Salah satu pelajaran yang paling
penting tentang komunikasi pemasaran yang pernah saya terima terjadi sekitar
enam tahun yang lalu di kelas Komunikasi Pemasaran Terpadu. Saat itu entah
bagaimana caranya, seorang dosen yang biasanya mengajar materi normatif
tiba-tiba mempresentasikan materi Insight Mining dari Lowe. Dalam waktu sekitar
90 menit, dosen tersebut menjelaskan bahwa komunikasi pemasaran yang efektif
harus berdasarkan pada consumer insight bukan
pada fitur-fitur dari produk itu sendiri. Pesan yang disampaikan pada konsumen
haruslah berupa apa yang dapat konsumen
rasakan saat mengkonsumsi produk ini bukannya apa yang produk ini dapat lakukan.

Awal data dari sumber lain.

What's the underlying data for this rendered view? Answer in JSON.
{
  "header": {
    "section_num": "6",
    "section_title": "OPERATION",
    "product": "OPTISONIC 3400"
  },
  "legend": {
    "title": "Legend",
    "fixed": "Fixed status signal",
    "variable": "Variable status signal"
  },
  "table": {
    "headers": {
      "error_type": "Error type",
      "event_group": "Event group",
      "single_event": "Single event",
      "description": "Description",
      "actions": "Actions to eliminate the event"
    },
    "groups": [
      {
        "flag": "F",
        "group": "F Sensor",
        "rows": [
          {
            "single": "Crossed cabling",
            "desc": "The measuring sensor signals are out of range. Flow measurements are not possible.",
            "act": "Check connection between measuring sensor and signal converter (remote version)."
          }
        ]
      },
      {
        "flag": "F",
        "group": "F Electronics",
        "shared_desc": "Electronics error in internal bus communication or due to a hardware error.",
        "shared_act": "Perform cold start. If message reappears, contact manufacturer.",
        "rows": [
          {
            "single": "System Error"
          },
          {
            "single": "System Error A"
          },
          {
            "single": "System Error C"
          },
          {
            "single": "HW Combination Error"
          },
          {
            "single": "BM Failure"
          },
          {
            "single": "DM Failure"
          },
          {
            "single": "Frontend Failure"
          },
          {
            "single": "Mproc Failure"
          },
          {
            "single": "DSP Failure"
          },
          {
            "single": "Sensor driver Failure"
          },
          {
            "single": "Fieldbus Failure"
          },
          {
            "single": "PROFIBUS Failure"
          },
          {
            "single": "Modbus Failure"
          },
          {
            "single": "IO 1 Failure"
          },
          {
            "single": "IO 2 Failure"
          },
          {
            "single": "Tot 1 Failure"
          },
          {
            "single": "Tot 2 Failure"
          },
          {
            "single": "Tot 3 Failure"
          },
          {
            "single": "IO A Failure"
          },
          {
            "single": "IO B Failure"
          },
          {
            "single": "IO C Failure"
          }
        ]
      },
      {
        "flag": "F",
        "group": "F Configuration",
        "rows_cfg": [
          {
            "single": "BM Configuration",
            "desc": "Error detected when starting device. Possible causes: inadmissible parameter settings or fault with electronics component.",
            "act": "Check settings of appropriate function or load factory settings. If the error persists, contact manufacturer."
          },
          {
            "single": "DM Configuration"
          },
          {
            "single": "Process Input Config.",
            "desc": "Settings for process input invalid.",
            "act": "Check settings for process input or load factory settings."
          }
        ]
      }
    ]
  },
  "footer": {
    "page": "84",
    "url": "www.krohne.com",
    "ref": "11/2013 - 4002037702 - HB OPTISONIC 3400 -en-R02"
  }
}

Inti dari pelajaran tersebut
memang sederhana, tapi pengaplikasiannya sangatlah penting. Dari pengalaman
saya yang singkat di dunia profesional, tidak terhitung jumlah klien yang
menuntut untuk mendaftarkan semua kelebihan produk mereka dalam pesan-pesan
pemasaran. Celana dalam saya bisa ini, sabun saya bisa itu, mobil saya bisa
jungkir balik, dan seterusnya. Gaya komunikasi seperti ini mungkin bisa
berhasil di zaman Soekarno. Tapi di era modern dimana konsumen dibanjiri
informasi tak terbatas tentang berbagai macam produk, termasuk produk
kompetitor yang secara teknis kurang lebih spesifikasinya sama saja, gaya
komunikasi semacam itu tidak akan berhasil.
Karena itulah pesan komunikasi
pemasaran harus selalu berdasarkan pada insight.
Lalu apa itu insight? Definisi favorit saya datang dari Hawwin sekitar empat
tahun yang lalu di kelas Riset Pemasaran. Menurut Hawwin, insight adalah the unseeable
obviousness. Hal yang dirasakan dan disepakati kebenarannya oleh target
konsumen, tetapi seringkali tidak diketahui baik oleh konsumen itu sendiri
maupun oleh kita sebagai pemasar. Ketika sebuah pesan yang dibangun atas insight sampai pada target konsumen yang
sesuai, akan muncul resonansi dan
perasaan ‘wah iya nih’ yang kemudian bisa mengarah pada interest, desire dan action.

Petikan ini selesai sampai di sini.